Y Ged nunca había hecho ni eso siquiera.
«¿Llegué a pensar en eso alguna vez?», se preguntó con una especie de incrédulo asombro.
No lo sabía. Mientras trataba de pensar en eso, un horror, un sentimiento de transgresión se apoderó de ella con gran vehemencia, y luego desapareció, carente de sentido. Sus labios recordaban la piel ligeramente áspera, seca y fría de su mejilla cerca de la boca, en el lado derecho, y sólo ese recuerdo importaba, tenía consistencia.
Durmió.
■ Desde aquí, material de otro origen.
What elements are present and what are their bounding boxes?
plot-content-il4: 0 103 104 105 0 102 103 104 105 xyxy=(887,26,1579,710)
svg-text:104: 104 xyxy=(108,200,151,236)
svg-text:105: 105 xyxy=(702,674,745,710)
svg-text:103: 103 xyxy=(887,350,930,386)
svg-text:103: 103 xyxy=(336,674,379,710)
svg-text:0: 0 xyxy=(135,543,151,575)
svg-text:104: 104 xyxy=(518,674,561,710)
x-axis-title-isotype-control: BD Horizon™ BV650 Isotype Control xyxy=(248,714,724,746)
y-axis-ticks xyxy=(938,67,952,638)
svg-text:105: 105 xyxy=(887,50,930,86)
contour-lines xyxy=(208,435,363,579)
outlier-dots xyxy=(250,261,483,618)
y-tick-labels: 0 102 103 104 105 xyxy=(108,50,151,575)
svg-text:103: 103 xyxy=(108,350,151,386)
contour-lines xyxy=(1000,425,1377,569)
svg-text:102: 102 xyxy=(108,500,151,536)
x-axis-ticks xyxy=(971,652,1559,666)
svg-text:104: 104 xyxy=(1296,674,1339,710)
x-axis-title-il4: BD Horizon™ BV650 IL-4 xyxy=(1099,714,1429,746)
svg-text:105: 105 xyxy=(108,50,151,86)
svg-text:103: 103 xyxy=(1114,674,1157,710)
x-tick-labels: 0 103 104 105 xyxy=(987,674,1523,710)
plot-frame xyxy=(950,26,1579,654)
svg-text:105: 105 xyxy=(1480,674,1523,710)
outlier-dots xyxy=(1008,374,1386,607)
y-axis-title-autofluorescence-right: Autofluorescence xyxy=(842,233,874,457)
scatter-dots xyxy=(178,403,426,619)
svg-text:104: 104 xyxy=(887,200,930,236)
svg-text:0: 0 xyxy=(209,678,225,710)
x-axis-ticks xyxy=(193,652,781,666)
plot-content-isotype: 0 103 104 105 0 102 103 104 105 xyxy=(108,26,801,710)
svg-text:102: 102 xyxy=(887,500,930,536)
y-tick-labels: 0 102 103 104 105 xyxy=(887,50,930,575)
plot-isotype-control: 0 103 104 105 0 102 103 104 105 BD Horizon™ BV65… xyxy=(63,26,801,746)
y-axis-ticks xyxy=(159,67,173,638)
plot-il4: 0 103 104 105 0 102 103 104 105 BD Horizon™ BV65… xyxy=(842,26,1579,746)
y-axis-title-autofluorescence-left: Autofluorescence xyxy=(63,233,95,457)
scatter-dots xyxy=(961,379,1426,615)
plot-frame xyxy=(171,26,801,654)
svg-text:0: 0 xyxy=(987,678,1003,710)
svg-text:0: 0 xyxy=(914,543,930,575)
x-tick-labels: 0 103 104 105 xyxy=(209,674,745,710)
Soñó que una voz la llamaba: «¡Tenar, Tenar!», y que ella le respondía, gritando como un ave marina, volando en medio de la luz por sobre el mar; pero no sabía qué nombre pronunciaba.
Gavilán desilusionó a Tía Musgo. Siguió vivo. Después de uno o dos días, dejó de preocuparse por él al verlo a salvo. Vino y le dio su caldo de carne de cabra y raíces y hierbas, apoyándolo en ella, rodeándolo con el intenso olor de su cuerpo, haciéndolo revivir a cucharadas, y rezongando. Aunque él la había reconocido y le había dicho su nombre común y ella no podía negar que parecía ser el hombre llamado Gavilán, sentía deseos de negarlo. No le gustaba. Era pura falsedad, decía. Tenar sentía tanto respeto por la sagacidad de la bruja que eso la preocupaba, pero no sentía ni un asomo de sospecha dentro de ella, sólo la satisfacción de que estuviese allí y de que fuera reviviendo lentamente. —Ya verás —le dijo a Musgo— cuando vuelva a ser él.